Casa de Antiguidades é sobre um negro idoso, o que seria o grupo vulnerável, de risco. Antônio Pitanga é quem faz o papel. Ele precisa trabalhar e vai para uma comunidade fictícia de austríacos no Sul do Brasil. Na casa do título descobre uma coisa que remete a acontecimentos passados, mas que ainda persistem. Reage feito bicho, de forma selvagem. Enfrenta preconceito. “O filme é contemporâneo, num clima que evoca os anos 1970, a época da ditadura e eu diria até que é meio futurista, mas retrô. Não é de gênero, mas tem elementos de faroeste, tem suspense.”

O que João Paulo Miranda Maria não tem dúvida é que se trata de um filme radical. “Não fiz para agradar a ninguém, não é um filme fácil. É o filme que acho que tem de ser feito neste momento.” Ele conversa com o repórter pelo telefone da mesma localidade na periferia de Paris em que viveu Georges Méliès.

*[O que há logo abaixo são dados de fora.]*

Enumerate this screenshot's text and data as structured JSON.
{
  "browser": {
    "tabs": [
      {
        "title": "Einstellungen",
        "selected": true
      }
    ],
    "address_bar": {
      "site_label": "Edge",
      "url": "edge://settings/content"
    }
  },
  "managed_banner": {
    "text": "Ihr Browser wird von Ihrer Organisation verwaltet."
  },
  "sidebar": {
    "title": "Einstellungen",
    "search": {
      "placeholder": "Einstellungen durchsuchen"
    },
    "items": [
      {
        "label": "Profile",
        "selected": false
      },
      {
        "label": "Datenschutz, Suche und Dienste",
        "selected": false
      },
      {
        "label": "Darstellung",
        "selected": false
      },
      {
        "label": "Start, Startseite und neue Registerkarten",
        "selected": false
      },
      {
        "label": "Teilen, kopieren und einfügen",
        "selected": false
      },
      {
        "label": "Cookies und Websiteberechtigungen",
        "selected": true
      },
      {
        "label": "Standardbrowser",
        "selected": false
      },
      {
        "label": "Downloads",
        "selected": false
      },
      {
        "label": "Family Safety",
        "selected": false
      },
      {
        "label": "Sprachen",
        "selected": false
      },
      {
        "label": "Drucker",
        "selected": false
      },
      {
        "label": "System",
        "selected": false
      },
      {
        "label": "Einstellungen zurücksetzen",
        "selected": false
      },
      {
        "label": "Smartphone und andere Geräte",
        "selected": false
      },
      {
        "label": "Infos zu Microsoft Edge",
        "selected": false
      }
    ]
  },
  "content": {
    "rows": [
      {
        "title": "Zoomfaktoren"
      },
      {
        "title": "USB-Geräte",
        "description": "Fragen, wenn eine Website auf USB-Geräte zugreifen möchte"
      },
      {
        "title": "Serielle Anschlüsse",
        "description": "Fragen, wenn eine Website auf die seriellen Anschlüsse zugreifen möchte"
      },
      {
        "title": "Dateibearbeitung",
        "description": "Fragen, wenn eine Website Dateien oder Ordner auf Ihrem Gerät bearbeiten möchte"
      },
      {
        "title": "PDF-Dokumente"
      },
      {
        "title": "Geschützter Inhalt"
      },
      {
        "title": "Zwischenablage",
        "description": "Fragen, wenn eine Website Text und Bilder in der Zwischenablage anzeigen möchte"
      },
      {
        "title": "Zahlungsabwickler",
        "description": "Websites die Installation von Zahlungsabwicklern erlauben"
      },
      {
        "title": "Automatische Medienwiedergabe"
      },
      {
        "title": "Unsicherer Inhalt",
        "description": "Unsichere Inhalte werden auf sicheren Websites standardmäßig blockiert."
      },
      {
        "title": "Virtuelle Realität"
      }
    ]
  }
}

“Moro na mesma rua em que ele morava”, conta. A França começa a relaxar as medidas de isolamento. A flexibilização chegará aos cinemas no dia 22, com a promessa de reabertura das salas, com toda segurança e medidas excepcionais de distanciamento. João Paulo tem um filho especial. “Acho que foi a maior descoberta que fiz aqui. Uma coisa muito bacana de cidadania. Meu filho recebe aqui um atendimento, na escola inclusive, que mostra como estamos atrasados no Brasil. Aqui, o problema não é individual, nem da família. É da comunidade, da sociedade como um todo.”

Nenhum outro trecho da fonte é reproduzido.